Now it was back with a vengeance and I was completely wound up with uncertainty. My pent-up sexual frustration only added fuel to the fire. I knew I had to ask her if she was putting a stop to our arrangement, because not knowing was driving me up the wall. I waited nervously at the front of the class, hoping that she’d give me some sort of hint when she showed up—a look, a smile, anything to clue me in to what she was thinking, if this was the end for us. The thought made my insides churn.
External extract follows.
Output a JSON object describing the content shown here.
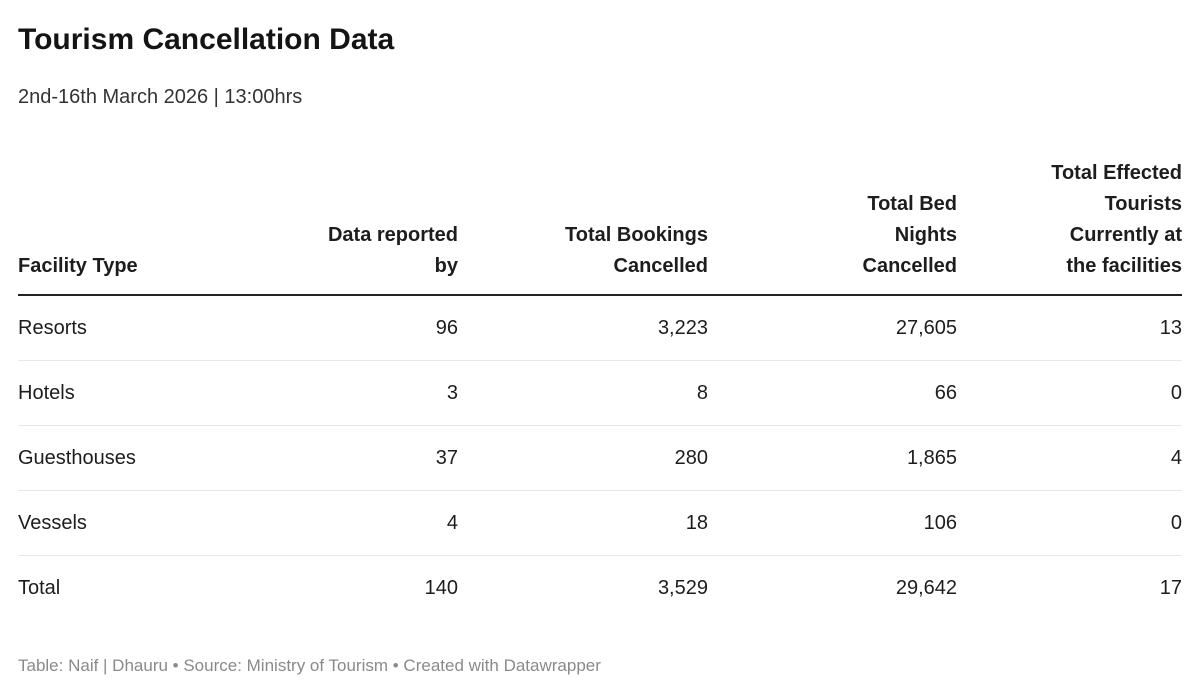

A moment later, the door swung open and she breezed in, and my breath caught in my throat at the sight of her. Her usual bothersome attire had been replaced with something else—something far more appealing. She was wearing a plaid skirt that ended right above her knee and a white shirt buttoned all the way up, and her shapely calves were sheathed in white knee socks. Her outfit was entirely modest, showing off very little skin, and yet I’d never been so attracted to her. For once, she wasn’t wearing the smudgy makeup, which only made her more appealing, and she’d styled her hair in two braids. She looked like a schoolgirl, and while I didn’t understand why, I found it incredibly sexy. Somehow, I found the strength not to ogle her, and instead turned my attention to the rest of the class. All I saw were lusty expressions as the male students openly gawked at her.

Why would she wear that?! How am I supposed to teach an entire class when I don’t have a drop of blood left in my brain?

I stole another glance at her as she sauntered past me and took her usual seat in the front. Her outfit had effectively reduced the males in the room into drooling idiots, myself included. I met her eyes and she gave me a smile and one of her winks before I looked away again.

At least she doesn’t seem to be angry with me
.

Class began and I did my very best to keep my gaze from drifting toward her while the rest of the men in the room—and even a few women—failed miserably at that feat. I barely remembered half of what we discussed about Barry Hannah’s novel
Ray
until we came to his portrayal of women.

“I find it a little unrealistic that the main character has sexual relations with that many women,” a girl in the back said.

“Can you elaborate?” I asked.

“Well, it seems like the women are just there for him to take and he doesn’t have to work for it at all.”

“That’s probably because they’re not really there at all,” Julia said without being called on. I sighed. Even though I shouldn’t condone this sort of behavior, she made an excellent point.

“What do you mean?” I asked.

She smiled and leaned forward, resting her chin on her folded hands. “Ray is clearly suffering from a mental disorder because of his experiences in the war. The novel contains all these paragraphs about him flying planes, and that’s obviously not the case since he’s a country doctor and not a pilot.”